Obama is awkwardly trying to figure out how to position himself as a reformist free-trader without angering the anti-trade labor leaders who remain a central piece of his political coalition.
The Mexican trucking program was supposed to launch in 2000, but it was delayed repeatedly until 2007 because of organized labor and its allies in Congress. The Teamsters union, which has maintained that Mexican trucks are unsafe, is virulently opposed to it. (The Mexican trucks in the program are required to undergo safety certifications, and their government - which exported $215.9 billion worth of goods here last year - argues that its transporters shouldn't be forced into the costly and inefficient process of unloading cargo onto U.S. trucks.)

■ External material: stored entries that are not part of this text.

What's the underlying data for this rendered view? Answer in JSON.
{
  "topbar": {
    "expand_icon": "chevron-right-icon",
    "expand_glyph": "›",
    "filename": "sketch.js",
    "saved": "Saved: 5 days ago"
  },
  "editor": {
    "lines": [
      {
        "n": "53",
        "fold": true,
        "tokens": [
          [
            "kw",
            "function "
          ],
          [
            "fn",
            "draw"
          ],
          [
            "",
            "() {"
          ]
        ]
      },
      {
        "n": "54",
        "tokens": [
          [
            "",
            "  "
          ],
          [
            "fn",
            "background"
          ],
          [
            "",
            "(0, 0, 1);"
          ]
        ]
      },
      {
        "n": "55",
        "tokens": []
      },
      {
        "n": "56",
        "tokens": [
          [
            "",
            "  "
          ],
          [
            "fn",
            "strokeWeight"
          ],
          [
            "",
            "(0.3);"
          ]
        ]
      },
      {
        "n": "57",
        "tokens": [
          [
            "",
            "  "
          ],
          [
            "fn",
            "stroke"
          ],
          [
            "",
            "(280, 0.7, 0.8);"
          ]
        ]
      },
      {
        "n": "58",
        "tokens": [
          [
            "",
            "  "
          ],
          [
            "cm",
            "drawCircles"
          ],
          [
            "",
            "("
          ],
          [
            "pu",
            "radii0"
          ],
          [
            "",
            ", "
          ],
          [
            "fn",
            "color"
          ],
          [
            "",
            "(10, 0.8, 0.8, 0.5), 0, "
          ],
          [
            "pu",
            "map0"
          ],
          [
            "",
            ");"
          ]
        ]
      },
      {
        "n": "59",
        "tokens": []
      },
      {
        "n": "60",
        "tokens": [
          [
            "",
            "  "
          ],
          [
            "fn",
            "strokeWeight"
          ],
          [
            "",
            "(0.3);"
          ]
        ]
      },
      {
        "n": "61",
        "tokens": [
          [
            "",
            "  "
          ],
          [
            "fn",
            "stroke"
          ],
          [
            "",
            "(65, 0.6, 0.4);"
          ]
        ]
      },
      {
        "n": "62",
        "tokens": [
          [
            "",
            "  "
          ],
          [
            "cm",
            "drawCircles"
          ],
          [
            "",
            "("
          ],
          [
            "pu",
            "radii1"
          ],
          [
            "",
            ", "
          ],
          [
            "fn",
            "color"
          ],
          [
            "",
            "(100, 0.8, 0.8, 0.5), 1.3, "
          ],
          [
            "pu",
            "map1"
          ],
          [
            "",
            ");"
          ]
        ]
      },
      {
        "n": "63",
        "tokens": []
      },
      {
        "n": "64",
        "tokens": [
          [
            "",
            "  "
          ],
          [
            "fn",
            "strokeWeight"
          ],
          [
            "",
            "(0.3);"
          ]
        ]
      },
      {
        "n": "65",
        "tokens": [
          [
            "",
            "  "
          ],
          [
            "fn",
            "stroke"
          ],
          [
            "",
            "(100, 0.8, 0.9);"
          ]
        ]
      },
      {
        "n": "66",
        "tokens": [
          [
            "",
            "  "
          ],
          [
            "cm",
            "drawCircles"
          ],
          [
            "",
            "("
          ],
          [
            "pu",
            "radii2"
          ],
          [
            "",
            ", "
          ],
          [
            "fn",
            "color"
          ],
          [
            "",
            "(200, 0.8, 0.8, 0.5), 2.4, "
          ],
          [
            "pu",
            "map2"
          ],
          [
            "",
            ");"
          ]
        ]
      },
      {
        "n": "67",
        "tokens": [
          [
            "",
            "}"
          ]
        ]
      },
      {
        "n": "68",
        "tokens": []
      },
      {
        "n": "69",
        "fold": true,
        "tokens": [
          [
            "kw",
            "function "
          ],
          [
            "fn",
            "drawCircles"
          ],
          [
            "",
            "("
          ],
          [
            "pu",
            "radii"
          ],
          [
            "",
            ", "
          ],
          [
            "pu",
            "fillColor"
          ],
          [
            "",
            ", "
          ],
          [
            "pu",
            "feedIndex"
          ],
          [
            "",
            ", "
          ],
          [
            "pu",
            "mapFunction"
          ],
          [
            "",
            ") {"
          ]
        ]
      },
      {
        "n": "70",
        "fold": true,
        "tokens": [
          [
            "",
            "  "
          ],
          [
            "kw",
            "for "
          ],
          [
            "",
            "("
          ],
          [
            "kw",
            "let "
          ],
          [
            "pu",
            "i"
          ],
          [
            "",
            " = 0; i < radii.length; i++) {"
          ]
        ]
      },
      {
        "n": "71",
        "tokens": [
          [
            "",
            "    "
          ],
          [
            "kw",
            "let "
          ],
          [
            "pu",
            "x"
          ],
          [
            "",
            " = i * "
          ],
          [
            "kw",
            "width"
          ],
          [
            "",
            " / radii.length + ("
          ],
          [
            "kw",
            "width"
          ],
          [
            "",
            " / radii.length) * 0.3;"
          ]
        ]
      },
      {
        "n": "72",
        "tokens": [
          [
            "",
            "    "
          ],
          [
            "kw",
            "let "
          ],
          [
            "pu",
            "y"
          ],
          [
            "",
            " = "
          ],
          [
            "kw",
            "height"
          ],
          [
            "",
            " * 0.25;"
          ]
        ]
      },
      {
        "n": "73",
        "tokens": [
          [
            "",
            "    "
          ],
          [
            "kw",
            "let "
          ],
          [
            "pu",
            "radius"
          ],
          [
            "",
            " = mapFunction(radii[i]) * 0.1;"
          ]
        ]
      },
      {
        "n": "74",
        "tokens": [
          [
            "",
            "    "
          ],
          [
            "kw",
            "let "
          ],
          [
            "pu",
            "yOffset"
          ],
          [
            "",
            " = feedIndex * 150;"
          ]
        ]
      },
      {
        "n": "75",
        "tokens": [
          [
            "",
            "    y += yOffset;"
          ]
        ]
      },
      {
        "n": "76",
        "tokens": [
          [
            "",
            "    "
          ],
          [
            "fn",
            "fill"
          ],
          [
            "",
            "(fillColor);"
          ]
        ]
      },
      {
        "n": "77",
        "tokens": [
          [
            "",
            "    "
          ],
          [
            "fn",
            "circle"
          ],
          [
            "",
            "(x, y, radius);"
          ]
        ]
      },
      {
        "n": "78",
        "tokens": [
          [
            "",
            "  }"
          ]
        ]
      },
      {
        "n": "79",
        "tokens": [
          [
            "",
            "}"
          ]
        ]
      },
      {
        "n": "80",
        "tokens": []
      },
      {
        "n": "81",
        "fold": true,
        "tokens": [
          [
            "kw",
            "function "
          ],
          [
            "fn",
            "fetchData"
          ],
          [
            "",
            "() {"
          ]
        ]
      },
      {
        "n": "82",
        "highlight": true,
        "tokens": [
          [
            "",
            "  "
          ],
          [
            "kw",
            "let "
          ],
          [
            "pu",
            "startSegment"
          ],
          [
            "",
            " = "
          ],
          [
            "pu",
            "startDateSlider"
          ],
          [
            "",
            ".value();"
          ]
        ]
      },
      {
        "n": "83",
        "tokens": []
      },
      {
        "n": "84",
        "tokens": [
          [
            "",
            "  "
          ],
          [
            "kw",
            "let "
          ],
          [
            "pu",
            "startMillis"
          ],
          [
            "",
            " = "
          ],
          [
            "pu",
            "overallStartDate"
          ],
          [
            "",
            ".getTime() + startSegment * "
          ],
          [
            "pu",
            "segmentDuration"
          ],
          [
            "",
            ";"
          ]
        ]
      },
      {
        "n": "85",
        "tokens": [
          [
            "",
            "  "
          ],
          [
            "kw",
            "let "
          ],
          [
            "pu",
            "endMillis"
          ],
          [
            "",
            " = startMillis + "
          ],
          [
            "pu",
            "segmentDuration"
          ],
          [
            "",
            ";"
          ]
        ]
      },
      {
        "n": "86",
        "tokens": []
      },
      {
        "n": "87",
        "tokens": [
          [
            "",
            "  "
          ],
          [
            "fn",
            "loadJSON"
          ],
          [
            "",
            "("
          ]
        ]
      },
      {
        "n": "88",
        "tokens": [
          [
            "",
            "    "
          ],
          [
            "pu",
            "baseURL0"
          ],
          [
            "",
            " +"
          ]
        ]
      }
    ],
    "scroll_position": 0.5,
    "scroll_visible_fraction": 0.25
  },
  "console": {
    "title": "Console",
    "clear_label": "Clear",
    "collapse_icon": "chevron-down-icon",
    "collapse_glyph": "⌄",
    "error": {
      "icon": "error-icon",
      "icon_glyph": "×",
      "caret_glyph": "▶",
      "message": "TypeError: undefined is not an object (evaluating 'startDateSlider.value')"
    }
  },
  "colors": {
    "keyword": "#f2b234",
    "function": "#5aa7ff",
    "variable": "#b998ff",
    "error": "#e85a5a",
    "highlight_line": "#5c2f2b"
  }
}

By keeping Mexican trucks off U.S. roads, the president sends a message that he wants to protect U.S. workers' jobs. But as he saw first-hand last month on his visit to Caterpillar Inc., the interests of workers - especially unemployed workers - aren't always in sync with the interests of their protectionist unions.
The Peoria, Ill.-based company - the world's largest mining and construction equipment manufacturer - has been battered by layoffs, and the White House had hoped its location at the heart of the nation's rust belt would provide an apt symbolism for the President's visit. "In many ways," Obama said there, "you can measure America's bottom line by looking at Caterpillar's bottom line."
What he didn't say was that Caterpillar counts on 60% of its revenue from foreign sales. Obama also didn't mention that Jim Owens, whom he appointed to his Economic Recovery Advisory Board, made it a point to tell him on Air Force One on the way to Peoria that a Buy America provision would mean retaliation from trading partners against companies like Cat.
That conversation may have contributed to the president's decision to recalibrate his message - he now says any Buy America provision must not violate World Trade Organization accords. And he told reporters during the Peoria trip that "a downward protectionist spiral [is] very dangerous."
Protectionism isn't the only problem on the table. The U.S. already risks falling out of step with the rest of the world on other trade fronts. During the height of the Democrats' protectionist rhetoric in last year's presidential campaign, then-U.S. Trade Representative Susan Schwab raised a serious concern: Even if a new White House didn't backtrack on trade - by reopening NAFTA, for example - a failure to move forward on new trade deals would put the U.S at a competitive disadvantage.
That failure is beginning to become apparent. This week, the South Korean government announced that it is close to a free-trade deal with the European Union. Meanwhile, a U.S. deal with South Korea is one of three trade agreements now languishing in Congress.
Let's hope President Obama's inability to deliver a clear message and act quickly aren't kicking off that downward spiral he claims to fear.
For the record, while I support unionization, I strongly disagree with organized labor's stances on protectionism.
Trade agreements between Western countries and less developed ones should contain labor and environmental protections. Western nations have no right to use protectionism to exploit countries in the Global South. You cannot deprive the poor of a possible livelihood. In turn, Western nations can benefit from their goods and services, and can help uphold human rights and the environment with trade treaties. Pity no one seems to have thought of this yet.